Since my country invaded Afghanistan in some misguided and ill-conceived attempt to right the wrongs of 9/11/2001, the statistics for just how many people have died are hard to find. But my sense is that we’ve killed – many, many times over – the number of U.S. citizens that died that day. In fact – and I hate to cite Wikipedia, but when it’s the best source that I find on the subject, I will – it seems that in terms of civilian deaths (think of civilians as those people who were working in the Towers that day), from 2001-2003 we leveled 23,600 people. My mind wants to continue to forget.

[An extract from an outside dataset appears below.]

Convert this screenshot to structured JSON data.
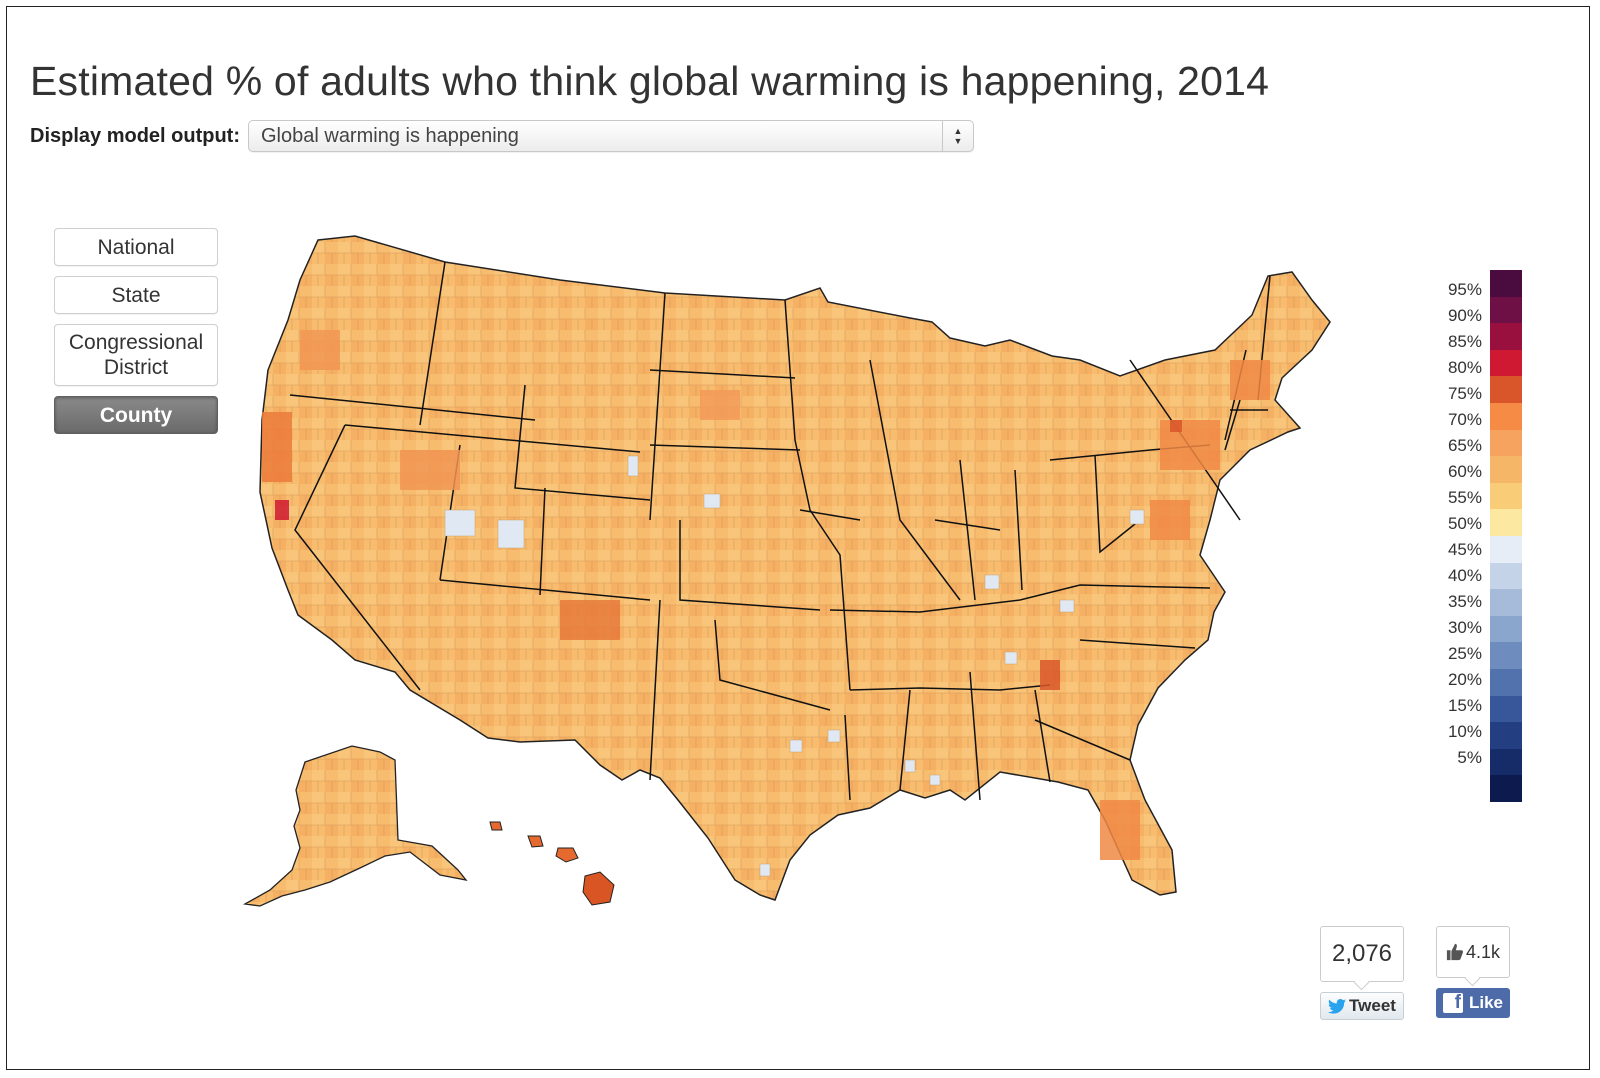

Back to veganism: I think about my country, about what we do, about the narrative that we spin. I watched a documentary today about the phone calls that were made from people in the towers as the towers were about to go down. One mother said that she stopped listening to her son’s message, that she had created a message that he didn’t really say, because that message, the one that she’d invented, was more comforting to her. And that’s the way with history: Ernest Renan said, in a lecture he delivered in 1882, "forgetting . . . is a crucial factor in the creation of a nation." The narrative that we tell -- even in spite of concrete images and saved final voice messages -- is a narrative shaped by what we remember, certainly, but it's also a narrative of invention, of justification, built just as much on what we choose, consciously or not, to forget.
There are no voices to hear or meld or misremember when it comes to animals. Every day in the United States, the narrative that we imagine or excuse with regard to their lives and deaths is our own. I became a vegan in 2001 on a day that I should remember but don't, because the reality of not being vegan was staring me squarely in the face. And then September 11 encroached, called me forth to see the evil that spurs us onwards in a blind frenzy to win some impossible game.
I know many truths from that impossible year: we are still at war, an invisible enemy is supposedly vanquished, and many, many more humans have had to die. And I am still a vegan, and this choice will continue to sustain me, will continue to bring me up against impossible murderous adversaries, real and imagined, remembered and forgotten, again, and again, and again. Happy anniversary.